そんな藍を見ながら、萃香が何気なく言った。
「それで、紫は」
「……」
少しの間、藍は押し黙った。
「紫さまは……」
言うべきか言わぬべきか。これがただの妖怪、ただの人であったならば言う事などありはしない。何も答えず叩き出すだけだ。だが、相手は萃香である。
藍は迷うようにして、結局、
「紫さまは、寝ていらっしゃられます」
「紫が寝ているのはいつもの事だと思うが。あいつは暇さえあればいつも寝ているだろう」
「ええ、そうなのですが」
「? 何か問題があるのか」
「起きていらっしゃられません」
「――いつからだ」
「もう、三百年程になります」
「……そんなにか」
それは、異常である。いくら紫がよく寝る妖怪だとしても、数十年、数百年も寝続けているというのは異常である。いかな大妖怪とて、栄養を全く摂取せずに存在し続ける事は出来ない。紫とてその例外ではない。もしそれが出来るとしたら、それは人外である妖怪の、さらにその枠外の存在でしかないだろう。
「――切っ掛けは?」
「は?」
「なんで、あいつは寝てるんだ?」
「……それは、」
藍は口ごもった。
萃香は酷く苦みの強い笑みを浮かべ、
「分からない、って言う感じじゃ無さそうだな」
「――、」
「言いたくない、……いや、言いにくい、か」
「いえ、そういったわけでは」
「そうか」
萃香は手の中の杯を傾けた。瞬く間に杯は空になる。藍はそれに麦酒を注いだ。
「そんなに言いたくないか?」
「……」
「三百年前、か。ああ、そうか――」
萃香は一瞬だけ遠い目をし、
「幽霊、半妖、吸血鬼、メイド、人形使い、魔法使い、どれも違うな」
「――萃香、さま」
「ああ。簡単じゃないか。つまり、」
萃香は一拍、息を吐いて、
「巫女、か」
「――――」
「それからずっと――か?」
頷いた。藍には、頷くことしかできなかった。
「そうか」
再び言って、萃香は手の杯を傾けた。その視線は藍の方を見ていない。何かを思うように、ぼんやりとした視線を中空に向けている。
「紫は寝ているか」
再度、頷く。目を伏せたかった。
「ははっ」
と、少し寂しそうに、笑う。
「そうか。寝ているか。――あいつらしいじゃないか」
藍は何も言わない。
紫と萃香の関係。それを誰の口からも詳しく聞いた事が無い。二人とも長く永く、生きた妖である。きっと本人達しか知らない事であろうし、請われたとしても話す事は無いに違いない。
故に、口を挟めない。
己が知ったような口をきく事は出来ない。
「まったく――人がせっかく久しぶりに戻ってきたというのに、あいつときたら寝てるのか」
萃香がぐい、と手の中の麦酒を呷る。流し込むように、一息に。杯は瞬く間に空になる。一部が口の端から溢れ喉を伝っていったが、萃香は気にする様子もない。

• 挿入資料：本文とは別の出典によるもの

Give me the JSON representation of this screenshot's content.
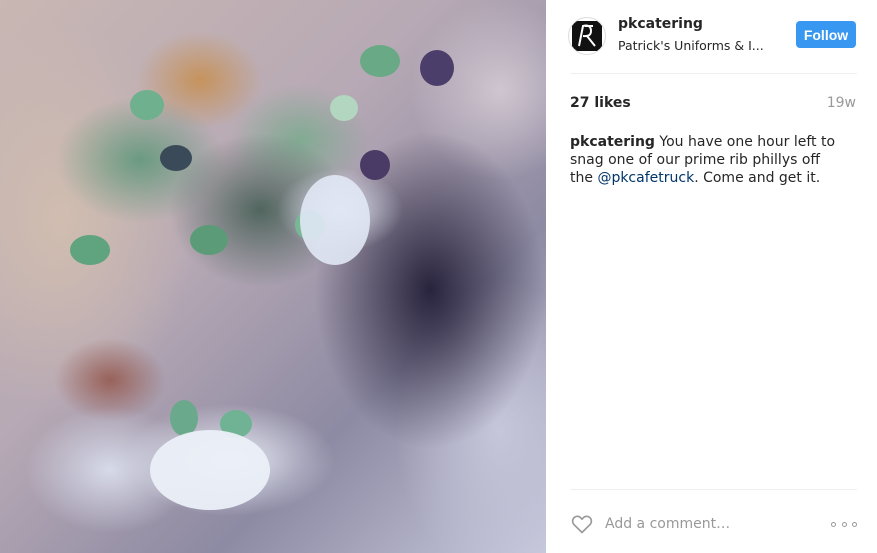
{
  "post": {
    "image_alt": "",
    "author": {
      "username": "pkcatering",
      "location": "Patrick's Uniforms & I...",
      "avatar_icon": "pk-monogram-logo"
    },
    "follow_label": "Follow",
    "likes_text": "27 likes",
    "age": "19w",
    "caption": {
      "author": "pkcatering",
      "text_before": "You have one hour left to snag one of our prime rib phillys off the",
      "mention": "@pkcafetruck",
      "text_after": ". Come and get it."
    },
    "comment_placeholder": "Add a comment…",
    "colors": {
      "follow_button": "#3897f0",
      "mention_link": "#003569",
      "muted_text": "#999999"
    }
  }
}
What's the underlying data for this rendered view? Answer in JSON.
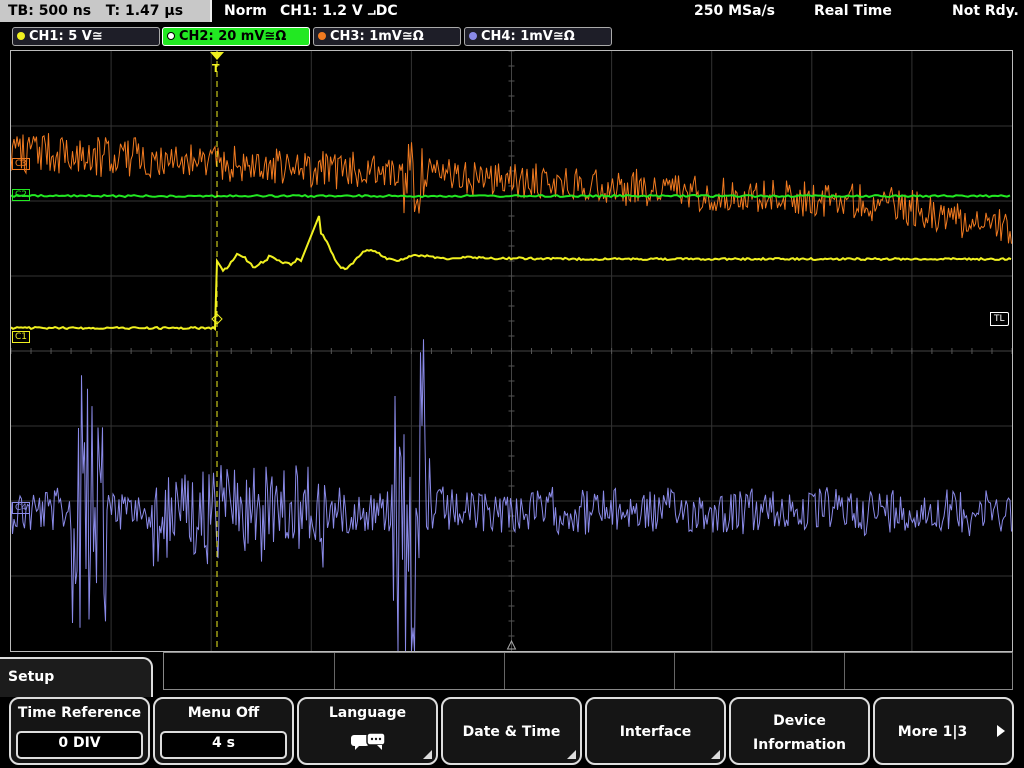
{
  "status": {
    "timebase": "TB: 500 ns",
    "trigger_time": "T: 1.47 µs",
    "mode": "Norm",
    "trigger_setting": "CH1: 1.2 V ⨼DC",
    "sample_rate": "250 MSa/s",
    "acq_mode": "Real Time",
    "state": "Not Rdy."
  },
  "channels": [
    {
      "label": "CH1: 5 V≅",
      "color": "#f0f020"
    },
    {
      "label": "CH2: 20 mV≅Ω",
      "color": "#22e822"
    },
    {
      "label": "CH3: 1mV≅Ω",
      "color": "#f07a20"
    },
    {
      "label": "CH4: 1mV≅Ω",
      "color": "#8a8ae8"
    }
  ],
  "markers": {
    "c3": "C3",
    "c2": "C2",
    "c1": "C1",
    "c4": "C4",
    "trigger_level": "TL",
    "trigger_pos": "T"
  },
  "menu": {
    "title": "Setup",
    "softkeys": [
      {
        "label": "Time Reference",
        "value": "0 DIV"
      },
      {
        "label": "Menu Off",
        "value": "4 s"
      },
      {
        "label": "Language",
        "icon": "speech-bubbles-icon"
      },
      {
        "label": "Date & Time"
      },
      {
        "label": "Interface"
      },
      {
        "label_line1": "Device",
        "label_line2": "Information"
      },
      {
        "label": "More 1|3"
      }
    ]
  }
}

「まったく――友達がいのない奴だ。せっかく人が土産まで持ってきてやったというのに」
藍は黙ったまま萃香の杯に酒を注いだ。注がれた酒を、萃香は即座に飲み干す。だから藍はまた、黙って萃香の杯に酒を注いだ。
「……」
「……」
二人とも黙ったまま。
藍が酒を注ぎ、萃香がそれを飲んだ。浴びるように飲む。まさにそのような表現が相応しい、と藍は感じた。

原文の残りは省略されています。